Today my friend Kelsey and I ventured to Kunstkamera, Peter's first public museum. Founded by the ever-busy Peter the Great, the museum was meant to dispel Russian notions that illness and child deformities were caused by such things as the evil eye and curses, but rather were caused by "internal damage as well as fear and the beliefs of the mother during pregnancy", only a slightly more enlightened interpretation, but a step in the right direction none-the-less. Regardless of its good intentions, I think both of us would agree that the museum is more gross than anything. In a few short words, imagine cases full of deformed fetuses (two-headed, cyclopses, and multiple limbed fetuses just to name a few), babies, decapitated heads of children, and random amputated limbs and organs, all nicely pickled in varying sized jars. Next to these rather morose displays, were rather gross (though informative) explanations of what was in the cases, how they were prepared, and how Peter came to acquire them.
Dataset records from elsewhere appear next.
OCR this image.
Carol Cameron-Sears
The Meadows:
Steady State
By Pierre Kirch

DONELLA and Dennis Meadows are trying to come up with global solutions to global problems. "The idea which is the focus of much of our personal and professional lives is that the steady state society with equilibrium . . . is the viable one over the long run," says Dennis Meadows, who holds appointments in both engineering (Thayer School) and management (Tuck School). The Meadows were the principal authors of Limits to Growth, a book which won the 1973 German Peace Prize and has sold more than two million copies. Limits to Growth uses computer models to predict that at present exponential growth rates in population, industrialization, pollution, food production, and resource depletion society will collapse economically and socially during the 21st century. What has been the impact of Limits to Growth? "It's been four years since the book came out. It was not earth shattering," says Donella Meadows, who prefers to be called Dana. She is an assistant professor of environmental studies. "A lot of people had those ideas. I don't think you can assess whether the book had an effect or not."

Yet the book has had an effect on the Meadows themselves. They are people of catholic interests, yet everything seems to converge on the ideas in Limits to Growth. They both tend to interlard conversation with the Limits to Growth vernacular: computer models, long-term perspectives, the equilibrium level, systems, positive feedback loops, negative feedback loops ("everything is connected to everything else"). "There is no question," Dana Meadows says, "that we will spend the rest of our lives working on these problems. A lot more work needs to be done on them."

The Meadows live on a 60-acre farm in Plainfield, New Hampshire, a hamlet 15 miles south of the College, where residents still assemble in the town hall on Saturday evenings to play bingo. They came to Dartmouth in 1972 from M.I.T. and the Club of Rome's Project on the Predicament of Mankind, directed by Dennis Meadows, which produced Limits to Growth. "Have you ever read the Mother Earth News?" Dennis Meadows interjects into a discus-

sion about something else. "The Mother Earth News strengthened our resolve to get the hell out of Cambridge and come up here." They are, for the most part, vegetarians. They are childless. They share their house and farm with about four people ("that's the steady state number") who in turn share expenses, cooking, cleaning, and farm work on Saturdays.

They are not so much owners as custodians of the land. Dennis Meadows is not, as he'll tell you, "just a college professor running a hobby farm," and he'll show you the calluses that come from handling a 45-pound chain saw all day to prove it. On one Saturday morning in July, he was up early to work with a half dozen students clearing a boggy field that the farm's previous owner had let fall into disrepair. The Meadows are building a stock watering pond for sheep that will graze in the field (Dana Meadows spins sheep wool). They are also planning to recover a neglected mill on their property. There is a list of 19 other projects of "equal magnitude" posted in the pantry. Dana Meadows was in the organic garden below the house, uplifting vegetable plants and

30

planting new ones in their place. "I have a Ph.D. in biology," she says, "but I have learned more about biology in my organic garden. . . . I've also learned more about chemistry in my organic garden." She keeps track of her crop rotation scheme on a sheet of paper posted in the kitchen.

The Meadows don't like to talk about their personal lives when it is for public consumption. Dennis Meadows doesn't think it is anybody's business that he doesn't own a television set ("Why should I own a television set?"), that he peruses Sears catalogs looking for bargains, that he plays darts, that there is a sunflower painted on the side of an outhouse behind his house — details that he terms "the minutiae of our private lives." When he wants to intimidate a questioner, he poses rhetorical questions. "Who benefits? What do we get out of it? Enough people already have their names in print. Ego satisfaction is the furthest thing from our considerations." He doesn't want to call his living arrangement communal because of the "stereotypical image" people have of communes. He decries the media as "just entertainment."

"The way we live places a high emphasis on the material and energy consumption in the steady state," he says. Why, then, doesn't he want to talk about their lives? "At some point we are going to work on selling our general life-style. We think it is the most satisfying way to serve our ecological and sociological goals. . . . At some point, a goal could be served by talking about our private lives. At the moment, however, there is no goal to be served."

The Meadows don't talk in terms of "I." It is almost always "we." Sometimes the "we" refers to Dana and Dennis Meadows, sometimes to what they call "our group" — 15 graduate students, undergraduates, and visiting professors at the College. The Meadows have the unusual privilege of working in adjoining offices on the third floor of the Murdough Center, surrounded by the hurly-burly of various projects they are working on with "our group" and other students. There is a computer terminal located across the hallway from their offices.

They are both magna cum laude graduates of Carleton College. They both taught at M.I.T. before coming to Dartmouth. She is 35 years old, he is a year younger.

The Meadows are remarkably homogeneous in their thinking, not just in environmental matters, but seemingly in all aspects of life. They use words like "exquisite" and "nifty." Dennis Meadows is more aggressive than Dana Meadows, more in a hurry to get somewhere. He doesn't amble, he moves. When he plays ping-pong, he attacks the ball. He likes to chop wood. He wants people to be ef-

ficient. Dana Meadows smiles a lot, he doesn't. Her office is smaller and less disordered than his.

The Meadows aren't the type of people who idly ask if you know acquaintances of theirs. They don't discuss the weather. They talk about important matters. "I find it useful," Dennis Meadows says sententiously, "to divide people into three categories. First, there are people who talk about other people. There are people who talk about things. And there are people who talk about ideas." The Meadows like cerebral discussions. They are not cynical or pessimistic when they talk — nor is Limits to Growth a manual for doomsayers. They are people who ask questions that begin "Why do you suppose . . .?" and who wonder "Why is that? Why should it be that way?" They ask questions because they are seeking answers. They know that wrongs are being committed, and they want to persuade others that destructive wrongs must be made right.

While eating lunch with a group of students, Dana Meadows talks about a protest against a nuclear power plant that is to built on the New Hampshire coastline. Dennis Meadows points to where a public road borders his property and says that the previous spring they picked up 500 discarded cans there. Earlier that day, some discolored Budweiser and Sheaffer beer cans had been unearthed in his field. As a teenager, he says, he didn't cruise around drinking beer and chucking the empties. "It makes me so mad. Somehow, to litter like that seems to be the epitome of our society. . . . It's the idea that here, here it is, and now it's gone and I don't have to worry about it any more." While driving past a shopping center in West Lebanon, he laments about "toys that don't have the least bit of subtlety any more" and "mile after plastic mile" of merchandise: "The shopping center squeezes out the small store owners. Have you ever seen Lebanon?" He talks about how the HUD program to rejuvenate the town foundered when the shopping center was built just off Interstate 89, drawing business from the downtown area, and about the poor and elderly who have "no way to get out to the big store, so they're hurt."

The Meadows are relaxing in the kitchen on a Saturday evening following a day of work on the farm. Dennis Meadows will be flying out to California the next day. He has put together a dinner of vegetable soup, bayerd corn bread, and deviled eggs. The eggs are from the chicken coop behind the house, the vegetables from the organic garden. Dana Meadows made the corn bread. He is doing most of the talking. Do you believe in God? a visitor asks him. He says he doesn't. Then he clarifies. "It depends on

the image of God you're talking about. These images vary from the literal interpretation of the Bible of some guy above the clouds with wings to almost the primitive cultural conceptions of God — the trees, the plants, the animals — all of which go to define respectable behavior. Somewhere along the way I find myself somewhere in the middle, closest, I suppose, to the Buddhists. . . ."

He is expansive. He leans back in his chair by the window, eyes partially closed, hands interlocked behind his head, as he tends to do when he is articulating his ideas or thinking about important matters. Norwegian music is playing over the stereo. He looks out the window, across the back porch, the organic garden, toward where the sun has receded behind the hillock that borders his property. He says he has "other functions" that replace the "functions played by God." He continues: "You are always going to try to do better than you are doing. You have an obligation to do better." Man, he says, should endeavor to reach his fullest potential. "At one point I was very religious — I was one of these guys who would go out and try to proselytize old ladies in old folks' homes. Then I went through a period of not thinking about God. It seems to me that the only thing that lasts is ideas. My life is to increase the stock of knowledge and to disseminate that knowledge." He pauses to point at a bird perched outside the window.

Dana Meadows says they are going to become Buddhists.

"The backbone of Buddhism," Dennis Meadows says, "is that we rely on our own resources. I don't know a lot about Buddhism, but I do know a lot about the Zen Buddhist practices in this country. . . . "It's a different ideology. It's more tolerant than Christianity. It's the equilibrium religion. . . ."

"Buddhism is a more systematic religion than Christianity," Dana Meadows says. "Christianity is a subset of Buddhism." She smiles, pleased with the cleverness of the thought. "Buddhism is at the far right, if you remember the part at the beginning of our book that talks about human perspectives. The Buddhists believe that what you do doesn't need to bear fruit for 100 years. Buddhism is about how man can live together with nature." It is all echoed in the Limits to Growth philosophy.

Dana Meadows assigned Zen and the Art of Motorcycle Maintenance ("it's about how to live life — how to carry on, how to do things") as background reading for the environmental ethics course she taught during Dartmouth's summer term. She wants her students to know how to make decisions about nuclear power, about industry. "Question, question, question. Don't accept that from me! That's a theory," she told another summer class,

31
Apparently, in addition to his various other obsessions, Peter came to be rather engrossed in human anatomy and dissections during his time in the Netherlands. The collections were acquired from two Dutch (their names are far too garbled and Dutch to be memorable) men, one of whom apparently became rather famous for his life-like "jarrings". Basically, the man injected brandy mixed with pepper into the veins and tissue of his 'masterpieces' (the museum's words, not mine) to make them appear more life-like. His most famous works include various 'studies' (my words, not the museum's) in human intestine, and a preserved head of a child with glass eyes. Needless to say the museum is not for those who are weak in the stomach, have just eaten lunch, or plan on eating any time in the next week or so.
After the museum we sat in a park near the Admirality and the famous Bronze Horseman and recovered for a while. By a while I mean a few hours, in which every time I saw a small child or baby all I could imagine was them sitting in a pickle jar for 240 years. Now I'm going to try and eat dinner, a venture that may very well end in failure, wish me luck!